Diese Postkarte vom Nordfränkischen Radfahrverband ist im Original erhalten geblieben.       -  Diese Postkarte vom Nordfränkischen Radfahrverband ist im Original erhalten geblieben.
Foto: Sammlung Klaus Dieter Guhling | Diese Postkarte vom Nordfränkischen Radfahrverband ist im Original erhalten geblieben.
Heike Beudert
 |  aktualisiert: 22.08.2024 16:50 Uhr

Die Münnerstädter Radsportabteilung im TSV und die örtliche Fahrradinitiative sind Ausdruck dafür, welchen hohen Stellenwert zur Freizeitgestaltung das Fahrrad auch in Münnerstadt einnimmt. Doch die ersten Radsportler, die sich aus Begeisterung für ihre Freizeitbeschäftigung zusammenschließen, sind sie nicht. Schon vor 130 Jahren entdeckten die Münnerstädter das Radfahren für sich.

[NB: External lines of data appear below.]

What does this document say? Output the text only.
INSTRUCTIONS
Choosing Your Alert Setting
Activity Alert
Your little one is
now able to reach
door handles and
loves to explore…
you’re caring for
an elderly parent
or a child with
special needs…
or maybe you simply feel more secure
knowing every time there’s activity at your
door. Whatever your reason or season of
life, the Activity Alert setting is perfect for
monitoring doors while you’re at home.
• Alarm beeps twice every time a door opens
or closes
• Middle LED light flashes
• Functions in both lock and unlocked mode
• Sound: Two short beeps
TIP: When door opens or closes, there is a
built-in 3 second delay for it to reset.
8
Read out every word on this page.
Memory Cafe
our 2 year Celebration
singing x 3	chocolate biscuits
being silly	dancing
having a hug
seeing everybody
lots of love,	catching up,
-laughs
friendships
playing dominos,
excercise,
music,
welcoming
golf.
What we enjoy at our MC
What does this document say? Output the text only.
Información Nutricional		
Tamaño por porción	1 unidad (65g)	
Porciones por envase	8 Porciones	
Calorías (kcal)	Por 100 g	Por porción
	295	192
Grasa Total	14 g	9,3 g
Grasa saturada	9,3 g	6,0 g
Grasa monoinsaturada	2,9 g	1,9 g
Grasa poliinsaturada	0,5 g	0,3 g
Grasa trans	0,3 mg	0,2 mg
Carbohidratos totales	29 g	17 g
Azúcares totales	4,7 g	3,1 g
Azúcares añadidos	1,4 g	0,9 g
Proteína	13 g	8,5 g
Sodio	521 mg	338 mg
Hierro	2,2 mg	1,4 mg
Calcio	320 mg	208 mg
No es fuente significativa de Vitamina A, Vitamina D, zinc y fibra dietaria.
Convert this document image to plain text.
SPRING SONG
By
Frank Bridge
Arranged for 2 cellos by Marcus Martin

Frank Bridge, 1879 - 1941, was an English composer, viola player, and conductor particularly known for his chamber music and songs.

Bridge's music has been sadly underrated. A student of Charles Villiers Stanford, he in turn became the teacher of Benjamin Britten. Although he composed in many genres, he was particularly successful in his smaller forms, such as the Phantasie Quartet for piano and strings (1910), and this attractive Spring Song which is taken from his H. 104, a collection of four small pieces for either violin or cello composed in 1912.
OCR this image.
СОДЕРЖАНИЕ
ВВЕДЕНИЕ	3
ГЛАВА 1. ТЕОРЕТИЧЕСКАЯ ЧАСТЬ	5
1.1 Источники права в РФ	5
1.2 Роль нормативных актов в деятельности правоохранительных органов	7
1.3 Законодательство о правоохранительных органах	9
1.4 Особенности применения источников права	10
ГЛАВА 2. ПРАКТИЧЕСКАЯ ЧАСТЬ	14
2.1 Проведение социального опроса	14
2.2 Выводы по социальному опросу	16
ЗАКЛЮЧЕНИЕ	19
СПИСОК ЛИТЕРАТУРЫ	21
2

Radfahren war weit verbreitet

Aber auch in nahezu allen heutigen Stadtteilen hatten sich im frühen 20. Jahrhundert Radfahrvereine gegründet. In der Nachkriegszeit hatte der Sport erneut eine Blüte; ein Nachfolgeverein in Münnerstadt ließ ab 1951 die Tradition des 1893 gegründeten Veloziped-Klubs wieder aufleben.

Die Spurensuche zeigt, dass es den Fahrradfahrern schon früher nicht nur darum ging, mit dem Gefährt von A nach B zu kommen; die Mitglieder suchten die sportliche Herausforderung und die Geselligkeit. Im Stadtarchiv finden sich Unterlagen zu einem Radrennen samt Festbetrieb, das im Jahr 1900 im Städtchen abgehalten wurde und Menschenscharen anlockte.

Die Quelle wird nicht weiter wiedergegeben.